The humanitarian group, Doctors Without Borders, says relief workers are now able to move a bit more freely around the capital, Monrovia. But warns many people are in poor condition because of the war. VOA’s Joe De Capua reports.
Alain Kassa is head of mission in Liberia for Doctors Without Borders. He spoke to VOA by satellite phone and audio quality is not the best. He says in the past week, at least 200 cholera cases have been reported. But he says cholera is not the only problem - and many children are now at risk.
He says, "We are facing a lot of malaria cases and a lot of pneumonia for children because they are very weak and vulnerable. So they get a lot of pneumonia and malaria. And also, we have no food so that’s why they’re dying with the cholera because they are very sick."
He says a nutrition program for 500 children is being set up. Supplies of both water and electricity have been sporadic because of damage caused by the war. But he says clean water is very important now that cholera has broken out.
Mr. Kassa says humanitarian workers have had an easier time since the recent ceasefire. But says their operations have been hampered by theft and looting.

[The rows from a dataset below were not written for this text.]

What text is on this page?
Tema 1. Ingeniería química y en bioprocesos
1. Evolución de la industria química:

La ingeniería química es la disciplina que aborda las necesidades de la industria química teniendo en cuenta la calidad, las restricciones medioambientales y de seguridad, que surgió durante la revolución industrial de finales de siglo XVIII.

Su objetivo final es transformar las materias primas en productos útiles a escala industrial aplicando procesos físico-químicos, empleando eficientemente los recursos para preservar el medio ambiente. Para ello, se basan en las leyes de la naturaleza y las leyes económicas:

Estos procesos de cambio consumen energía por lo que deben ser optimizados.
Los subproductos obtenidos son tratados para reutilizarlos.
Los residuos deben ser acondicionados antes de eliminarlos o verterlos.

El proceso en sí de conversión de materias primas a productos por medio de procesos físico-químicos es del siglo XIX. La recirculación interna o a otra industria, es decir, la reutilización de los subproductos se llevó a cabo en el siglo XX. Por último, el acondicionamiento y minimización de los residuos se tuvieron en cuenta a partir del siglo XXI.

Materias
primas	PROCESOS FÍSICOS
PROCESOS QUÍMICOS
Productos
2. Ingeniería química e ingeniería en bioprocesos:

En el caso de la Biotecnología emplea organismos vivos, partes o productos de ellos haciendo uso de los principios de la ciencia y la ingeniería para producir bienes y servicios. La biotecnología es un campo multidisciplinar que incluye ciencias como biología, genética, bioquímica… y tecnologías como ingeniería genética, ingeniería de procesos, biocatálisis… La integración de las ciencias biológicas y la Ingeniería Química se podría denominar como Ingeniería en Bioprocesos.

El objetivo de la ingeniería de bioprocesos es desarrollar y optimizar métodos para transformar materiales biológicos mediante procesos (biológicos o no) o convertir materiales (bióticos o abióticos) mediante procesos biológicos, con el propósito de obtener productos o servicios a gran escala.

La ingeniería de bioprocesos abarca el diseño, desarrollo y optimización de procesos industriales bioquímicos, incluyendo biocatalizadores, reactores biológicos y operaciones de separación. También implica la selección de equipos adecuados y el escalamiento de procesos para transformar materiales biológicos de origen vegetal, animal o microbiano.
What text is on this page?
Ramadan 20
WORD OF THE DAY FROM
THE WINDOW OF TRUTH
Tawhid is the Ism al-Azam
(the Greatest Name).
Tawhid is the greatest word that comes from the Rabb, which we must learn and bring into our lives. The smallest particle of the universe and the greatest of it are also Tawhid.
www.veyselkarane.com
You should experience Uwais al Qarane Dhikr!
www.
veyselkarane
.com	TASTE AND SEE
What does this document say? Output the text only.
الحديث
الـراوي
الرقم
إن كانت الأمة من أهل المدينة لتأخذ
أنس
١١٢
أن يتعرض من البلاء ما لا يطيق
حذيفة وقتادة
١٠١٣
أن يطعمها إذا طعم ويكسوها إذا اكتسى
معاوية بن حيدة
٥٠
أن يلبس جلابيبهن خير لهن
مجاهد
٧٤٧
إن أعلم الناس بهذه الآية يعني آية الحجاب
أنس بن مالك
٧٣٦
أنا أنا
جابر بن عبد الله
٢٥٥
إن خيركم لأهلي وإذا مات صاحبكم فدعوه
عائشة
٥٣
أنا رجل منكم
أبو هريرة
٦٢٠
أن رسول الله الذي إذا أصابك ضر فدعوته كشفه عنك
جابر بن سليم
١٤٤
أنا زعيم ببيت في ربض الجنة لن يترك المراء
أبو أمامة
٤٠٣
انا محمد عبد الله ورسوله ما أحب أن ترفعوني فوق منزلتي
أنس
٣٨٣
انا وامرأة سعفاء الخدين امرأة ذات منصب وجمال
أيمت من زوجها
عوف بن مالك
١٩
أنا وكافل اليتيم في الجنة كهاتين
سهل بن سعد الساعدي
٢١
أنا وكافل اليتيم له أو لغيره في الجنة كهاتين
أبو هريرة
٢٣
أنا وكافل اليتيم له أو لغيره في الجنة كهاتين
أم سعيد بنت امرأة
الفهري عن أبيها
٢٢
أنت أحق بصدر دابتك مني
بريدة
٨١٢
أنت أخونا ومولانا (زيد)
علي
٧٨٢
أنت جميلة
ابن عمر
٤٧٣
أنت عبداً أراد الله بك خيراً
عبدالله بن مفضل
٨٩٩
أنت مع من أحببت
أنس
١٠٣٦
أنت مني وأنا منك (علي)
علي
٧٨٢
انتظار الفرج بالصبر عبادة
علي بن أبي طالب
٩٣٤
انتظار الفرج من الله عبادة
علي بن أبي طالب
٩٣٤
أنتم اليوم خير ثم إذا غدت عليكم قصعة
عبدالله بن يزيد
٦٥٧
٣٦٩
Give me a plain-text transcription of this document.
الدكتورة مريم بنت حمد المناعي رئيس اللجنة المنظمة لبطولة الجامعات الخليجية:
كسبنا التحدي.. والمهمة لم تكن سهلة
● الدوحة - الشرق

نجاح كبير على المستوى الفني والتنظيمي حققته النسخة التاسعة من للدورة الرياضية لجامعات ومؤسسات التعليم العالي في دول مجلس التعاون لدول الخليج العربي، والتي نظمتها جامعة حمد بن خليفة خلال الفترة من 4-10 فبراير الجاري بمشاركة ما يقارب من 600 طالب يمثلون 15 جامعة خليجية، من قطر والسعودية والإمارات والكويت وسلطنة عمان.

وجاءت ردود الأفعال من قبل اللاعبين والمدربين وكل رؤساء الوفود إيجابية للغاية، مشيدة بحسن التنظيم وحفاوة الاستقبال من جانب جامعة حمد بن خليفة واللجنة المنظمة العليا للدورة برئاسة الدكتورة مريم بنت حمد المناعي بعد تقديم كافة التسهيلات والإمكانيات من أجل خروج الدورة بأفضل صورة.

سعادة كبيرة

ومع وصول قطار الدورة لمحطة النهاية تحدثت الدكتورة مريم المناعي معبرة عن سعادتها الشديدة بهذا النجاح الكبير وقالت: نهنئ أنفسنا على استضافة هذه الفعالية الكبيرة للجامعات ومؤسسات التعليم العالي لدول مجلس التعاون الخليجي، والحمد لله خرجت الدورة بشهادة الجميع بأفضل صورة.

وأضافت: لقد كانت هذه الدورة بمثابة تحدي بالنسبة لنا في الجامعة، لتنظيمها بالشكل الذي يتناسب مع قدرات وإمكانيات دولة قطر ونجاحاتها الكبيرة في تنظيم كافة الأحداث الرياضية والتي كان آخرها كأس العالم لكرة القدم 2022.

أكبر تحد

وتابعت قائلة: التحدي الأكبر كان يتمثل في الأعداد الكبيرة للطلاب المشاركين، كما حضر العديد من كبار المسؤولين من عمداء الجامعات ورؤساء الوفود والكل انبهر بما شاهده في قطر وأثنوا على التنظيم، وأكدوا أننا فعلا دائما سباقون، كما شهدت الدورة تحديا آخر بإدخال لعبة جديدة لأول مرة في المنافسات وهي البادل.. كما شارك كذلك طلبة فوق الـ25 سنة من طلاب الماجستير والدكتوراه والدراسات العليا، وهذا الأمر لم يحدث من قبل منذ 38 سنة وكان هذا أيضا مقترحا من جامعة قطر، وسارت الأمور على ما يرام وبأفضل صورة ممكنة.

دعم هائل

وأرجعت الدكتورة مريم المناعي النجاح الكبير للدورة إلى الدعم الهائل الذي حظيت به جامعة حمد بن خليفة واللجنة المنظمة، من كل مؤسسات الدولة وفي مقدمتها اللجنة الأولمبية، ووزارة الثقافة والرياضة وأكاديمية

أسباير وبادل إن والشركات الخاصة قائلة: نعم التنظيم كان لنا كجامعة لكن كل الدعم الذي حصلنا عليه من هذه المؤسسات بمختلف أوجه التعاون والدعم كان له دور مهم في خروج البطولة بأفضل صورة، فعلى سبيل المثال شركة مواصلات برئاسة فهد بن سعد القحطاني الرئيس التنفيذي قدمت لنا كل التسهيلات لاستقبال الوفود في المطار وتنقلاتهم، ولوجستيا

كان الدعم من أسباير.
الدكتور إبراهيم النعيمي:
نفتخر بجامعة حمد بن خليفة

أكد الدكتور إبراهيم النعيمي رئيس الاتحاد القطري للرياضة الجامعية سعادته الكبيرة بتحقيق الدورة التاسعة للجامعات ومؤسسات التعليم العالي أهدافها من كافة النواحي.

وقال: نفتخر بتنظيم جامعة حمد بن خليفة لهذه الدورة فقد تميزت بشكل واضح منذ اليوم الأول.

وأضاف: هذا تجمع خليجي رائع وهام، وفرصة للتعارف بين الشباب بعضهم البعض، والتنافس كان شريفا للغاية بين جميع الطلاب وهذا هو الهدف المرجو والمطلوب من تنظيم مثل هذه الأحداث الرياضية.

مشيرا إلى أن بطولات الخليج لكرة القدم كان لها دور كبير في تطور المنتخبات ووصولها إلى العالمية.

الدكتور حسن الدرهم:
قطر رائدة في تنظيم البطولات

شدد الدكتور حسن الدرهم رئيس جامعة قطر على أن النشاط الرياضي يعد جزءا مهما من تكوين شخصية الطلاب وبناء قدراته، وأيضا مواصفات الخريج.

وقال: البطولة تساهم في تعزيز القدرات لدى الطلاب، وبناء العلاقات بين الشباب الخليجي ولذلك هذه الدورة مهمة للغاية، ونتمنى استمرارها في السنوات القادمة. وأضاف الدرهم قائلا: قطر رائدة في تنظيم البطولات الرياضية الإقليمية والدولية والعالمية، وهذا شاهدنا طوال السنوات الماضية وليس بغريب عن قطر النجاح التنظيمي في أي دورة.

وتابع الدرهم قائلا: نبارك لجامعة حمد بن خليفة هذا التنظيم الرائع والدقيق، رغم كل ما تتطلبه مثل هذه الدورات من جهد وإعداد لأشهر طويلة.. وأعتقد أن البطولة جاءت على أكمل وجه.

He says, "Yeah now it’s a little bit more easy to move around. But most of the humanitarian organizations, they lost their cars and many warehouses have been looted by militias."
Doctors Without Borders is assisting at six clinics and a hospital in Monrovia – as well as a camp for 10-thousand displaced people outside the capital. Sometimes workers heading for the camp are reported to have been harassed by militias.
The group’s head of mission says an international peacekeeping force will be welcome. "Ah, for sure. Because with very few people we can make the difference here."
Current plans call for an international force of 5-thousand troops.